At the end of 1980's police special forces were also formed, first of all - the legendary Special Purpose Police Unit (OMON), then a Special Rapid Response Unit (SOBR), which would have to solve difficult and dangerous tasks of police and anti-terrorist operations. Today it is difficult to imagine a law enforcement system without police special forces (although not so long ago they were transferred from the system of the Ministry of Internal Affairs to the system of the Federal Service of National Guard troops).
In the period of the collapse of the Soviet Union, many “hot spots” appeared, in which a huge number of Russian police officers also passed through. It is impossible to underestimate the contribution of the Russian police / police in the fight against terrorism in the North Caucasus, and then in other regions of the country. Thousands of Russian police officers, both riot policemen and sobrovtsev, and representatives of more "peaceful" police professions, including district police officers and juvenile inspectors, passed through the "meat grinder" of two Chechen wars. 1990-e - 2000-e years gave the Russian police a lot of these heroes. Unfortunately, many of them received their well-deserved rewards posthumously.
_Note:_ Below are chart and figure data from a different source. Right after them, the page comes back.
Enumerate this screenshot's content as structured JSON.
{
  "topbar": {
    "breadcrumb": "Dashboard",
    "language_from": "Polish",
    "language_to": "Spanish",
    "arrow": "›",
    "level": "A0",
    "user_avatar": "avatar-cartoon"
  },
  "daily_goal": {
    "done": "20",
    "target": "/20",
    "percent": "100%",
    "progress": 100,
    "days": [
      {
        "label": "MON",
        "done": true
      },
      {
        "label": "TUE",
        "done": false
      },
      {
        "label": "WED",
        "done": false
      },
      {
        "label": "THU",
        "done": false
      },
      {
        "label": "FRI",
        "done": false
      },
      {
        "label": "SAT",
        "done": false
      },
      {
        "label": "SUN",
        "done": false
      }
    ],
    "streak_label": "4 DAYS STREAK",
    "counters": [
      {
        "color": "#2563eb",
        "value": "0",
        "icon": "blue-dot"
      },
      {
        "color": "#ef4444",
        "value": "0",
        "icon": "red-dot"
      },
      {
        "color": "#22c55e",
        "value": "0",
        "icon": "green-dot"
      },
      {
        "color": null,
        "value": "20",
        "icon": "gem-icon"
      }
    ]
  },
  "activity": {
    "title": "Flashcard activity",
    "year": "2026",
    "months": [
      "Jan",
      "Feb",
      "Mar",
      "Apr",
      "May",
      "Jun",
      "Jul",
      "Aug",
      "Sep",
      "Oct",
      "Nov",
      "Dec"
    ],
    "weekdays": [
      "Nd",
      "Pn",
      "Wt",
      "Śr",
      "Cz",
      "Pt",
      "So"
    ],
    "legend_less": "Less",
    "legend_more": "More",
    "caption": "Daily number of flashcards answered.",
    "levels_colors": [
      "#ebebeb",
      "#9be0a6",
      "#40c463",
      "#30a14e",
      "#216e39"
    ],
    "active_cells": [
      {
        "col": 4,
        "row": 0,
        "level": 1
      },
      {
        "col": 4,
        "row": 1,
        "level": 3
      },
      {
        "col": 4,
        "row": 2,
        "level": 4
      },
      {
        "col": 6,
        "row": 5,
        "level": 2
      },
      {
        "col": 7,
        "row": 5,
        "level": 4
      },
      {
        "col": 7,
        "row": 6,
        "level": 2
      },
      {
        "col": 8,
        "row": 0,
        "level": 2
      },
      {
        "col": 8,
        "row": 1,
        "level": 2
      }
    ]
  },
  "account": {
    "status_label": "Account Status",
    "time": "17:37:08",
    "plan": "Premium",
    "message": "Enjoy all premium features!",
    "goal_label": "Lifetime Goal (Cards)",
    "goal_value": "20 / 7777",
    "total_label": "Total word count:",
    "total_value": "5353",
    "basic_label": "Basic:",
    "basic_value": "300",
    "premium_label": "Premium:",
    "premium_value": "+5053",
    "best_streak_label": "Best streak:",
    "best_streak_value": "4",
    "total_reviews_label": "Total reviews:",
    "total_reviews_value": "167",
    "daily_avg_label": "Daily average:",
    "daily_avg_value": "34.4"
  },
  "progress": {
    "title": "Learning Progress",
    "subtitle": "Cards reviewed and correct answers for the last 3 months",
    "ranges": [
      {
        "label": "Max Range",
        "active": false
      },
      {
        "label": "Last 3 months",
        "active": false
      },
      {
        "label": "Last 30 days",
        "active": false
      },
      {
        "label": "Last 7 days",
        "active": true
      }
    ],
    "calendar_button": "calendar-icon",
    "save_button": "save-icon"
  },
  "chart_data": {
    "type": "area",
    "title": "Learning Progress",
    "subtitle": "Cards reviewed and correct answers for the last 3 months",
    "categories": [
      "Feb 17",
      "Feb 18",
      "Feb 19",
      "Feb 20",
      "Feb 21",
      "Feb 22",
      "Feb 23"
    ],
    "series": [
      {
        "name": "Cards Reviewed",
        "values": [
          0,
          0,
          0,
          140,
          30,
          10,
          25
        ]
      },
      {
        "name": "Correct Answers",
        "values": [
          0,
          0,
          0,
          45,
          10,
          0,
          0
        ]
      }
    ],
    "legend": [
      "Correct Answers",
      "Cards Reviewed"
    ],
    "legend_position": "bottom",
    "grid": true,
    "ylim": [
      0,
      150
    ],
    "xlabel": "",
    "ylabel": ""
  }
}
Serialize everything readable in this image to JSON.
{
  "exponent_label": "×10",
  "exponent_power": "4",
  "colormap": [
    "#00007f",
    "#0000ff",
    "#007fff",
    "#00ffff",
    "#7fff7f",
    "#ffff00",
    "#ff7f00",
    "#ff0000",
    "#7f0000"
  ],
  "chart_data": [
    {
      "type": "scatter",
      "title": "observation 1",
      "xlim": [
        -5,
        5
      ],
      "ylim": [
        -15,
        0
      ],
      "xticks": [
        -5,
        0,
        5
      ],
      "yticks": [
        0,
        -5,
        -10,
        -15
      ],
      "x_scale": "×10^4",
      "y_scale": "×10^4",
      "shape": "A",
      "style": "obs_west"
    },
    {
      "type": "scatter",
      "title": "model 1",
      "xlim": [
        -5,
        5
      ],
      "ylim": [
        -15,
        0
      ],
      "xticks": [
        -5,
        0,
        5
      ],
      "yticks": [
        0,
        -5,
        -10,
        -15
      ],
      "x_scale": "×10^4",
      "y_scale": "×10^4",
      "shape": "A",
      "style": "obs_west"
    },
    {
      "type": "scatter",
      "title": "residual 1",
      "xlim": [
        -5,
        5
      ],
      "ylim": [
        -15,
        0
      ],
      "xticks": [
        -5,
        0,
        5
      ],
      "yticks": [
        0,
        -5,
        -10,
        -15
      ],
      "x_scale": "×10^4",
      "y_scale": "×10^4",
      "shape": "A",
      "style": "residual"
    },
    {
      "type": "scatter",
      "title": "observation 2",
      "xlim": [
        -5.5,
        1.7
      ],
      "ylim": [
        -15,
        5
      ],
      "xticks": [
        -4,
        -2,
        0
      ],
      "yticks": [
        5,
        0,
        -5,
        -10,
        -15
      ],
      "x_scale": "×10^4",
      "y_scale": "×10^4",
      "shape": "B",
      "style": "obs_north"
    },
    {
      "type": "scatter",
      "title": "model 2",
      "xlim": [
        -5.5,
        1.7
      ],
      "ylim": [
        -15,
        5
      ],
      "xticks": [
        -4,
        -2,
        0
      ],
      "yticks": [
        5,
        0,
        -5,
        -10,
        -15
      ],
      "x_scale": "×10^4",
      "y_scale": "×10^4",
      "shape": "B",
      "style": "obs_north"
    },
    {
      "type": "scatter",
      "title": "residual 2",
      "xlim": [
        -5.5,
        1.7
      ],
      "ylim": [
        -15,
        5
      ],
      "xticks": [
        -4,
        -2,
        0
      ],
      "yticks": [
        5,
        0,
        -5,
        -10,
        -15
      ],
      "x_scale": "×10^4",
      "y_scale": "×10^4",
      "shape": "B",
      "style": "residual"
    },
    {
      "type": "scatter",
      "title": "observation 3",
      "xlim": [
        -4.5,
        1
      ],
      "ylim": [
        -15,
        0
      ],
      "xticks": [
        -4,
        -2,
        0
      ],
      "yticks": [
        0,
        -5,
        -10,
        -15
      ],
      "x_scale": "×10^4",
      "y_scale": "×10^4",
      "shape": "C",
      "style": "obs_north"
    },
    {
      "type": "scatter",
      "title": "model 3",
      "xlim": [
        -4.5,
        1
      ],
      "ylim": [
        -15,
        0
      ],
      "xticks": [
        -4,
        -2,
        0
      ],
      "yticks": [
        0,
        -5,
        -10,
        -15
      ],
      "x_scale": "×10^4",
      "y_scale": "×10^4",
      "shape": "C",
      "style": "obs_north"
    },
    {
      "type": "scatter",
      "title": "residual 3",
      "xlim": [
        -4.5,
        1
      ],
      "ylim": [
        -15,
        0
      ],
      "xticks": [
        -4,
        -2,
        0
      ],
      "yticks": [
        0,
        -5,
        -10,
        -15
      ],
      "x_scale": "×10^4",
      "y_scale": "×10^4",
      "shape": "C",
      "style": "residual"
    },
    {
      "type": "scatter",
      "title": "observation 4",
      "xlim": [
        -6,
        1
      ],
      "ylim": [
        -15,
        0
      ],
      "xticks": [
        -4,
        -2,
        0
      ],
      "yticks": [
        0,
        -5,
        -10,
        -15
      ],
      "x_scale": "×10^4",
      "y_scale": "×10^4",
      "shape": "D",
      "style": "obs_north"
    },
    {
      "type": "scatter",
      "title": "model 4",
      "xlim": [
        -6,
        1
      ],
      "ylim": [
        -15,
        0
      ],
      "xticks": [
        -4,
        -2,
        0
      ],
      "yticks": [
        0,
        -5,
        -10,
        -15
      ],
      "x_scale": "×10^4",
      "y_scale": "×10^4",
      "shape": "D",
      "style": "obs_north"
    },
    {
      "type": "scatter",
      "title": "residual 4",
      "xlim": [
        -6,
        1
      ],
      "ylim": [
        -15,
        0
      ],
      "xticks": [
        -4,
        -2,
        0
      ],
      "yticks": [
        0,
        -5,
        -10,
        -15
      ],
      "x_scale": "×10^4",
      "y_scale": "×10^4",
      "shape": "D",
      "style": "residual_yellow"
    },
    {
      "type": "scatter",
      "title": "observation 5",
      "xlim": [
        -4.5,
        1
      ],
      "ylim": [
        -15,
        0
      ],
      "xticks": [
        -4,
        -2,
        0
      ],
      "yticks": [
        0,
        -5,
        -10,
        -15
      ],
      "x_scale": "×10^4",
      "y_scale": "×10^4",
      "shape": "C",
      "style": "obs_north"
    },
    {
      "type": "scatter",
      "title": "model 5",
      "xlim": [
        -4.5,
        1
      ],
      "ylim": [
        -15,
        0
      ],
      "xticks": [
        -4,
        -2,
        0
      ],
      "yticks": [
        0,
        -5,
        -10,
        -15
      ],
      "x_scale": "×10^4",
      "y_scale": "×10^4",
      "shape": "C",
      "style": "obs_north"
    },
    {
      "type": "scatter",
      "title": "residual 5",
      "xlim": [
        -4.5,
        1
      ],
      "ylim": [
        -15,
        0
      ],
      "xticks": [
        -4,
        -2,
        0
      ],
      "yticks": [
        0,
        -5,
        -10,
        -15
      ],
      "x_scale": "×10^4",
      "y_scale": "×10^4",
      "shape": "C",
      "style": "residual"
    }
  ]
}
Service in the internal affairs bodies is a hard and dangerous work. But citizens, due to a number of factors, the police, and then the police, are perceived ambiguously. Many judge according to their experience of conflicts with law enforcement officers at the “everyday level” - they cursed with a traffic cop, here the policeman does not respond to complaints. Others are impressed by the media publications, which, I must say, are very unfavorable towards the Russian police. Of course, there are many problems in the “system” and the police themselves know much more about them than outsiders. Personnel turnover, low qualifications, corruption and cronyism, an elementary unwillingness to work - all this, unfortunately, is present in the Russian law enforcement system, as well as in all other spheres of public life. However, when some problems arise, the first thing people do is flee to them - to the police.
On the Day of the Internal Affairs Officer, which for the people remains the “Police Day”, all former and current police officers and policemen “Military Observation” wishes all the best, and most importantly - health and success in the difficult, but so necessary, country and people service.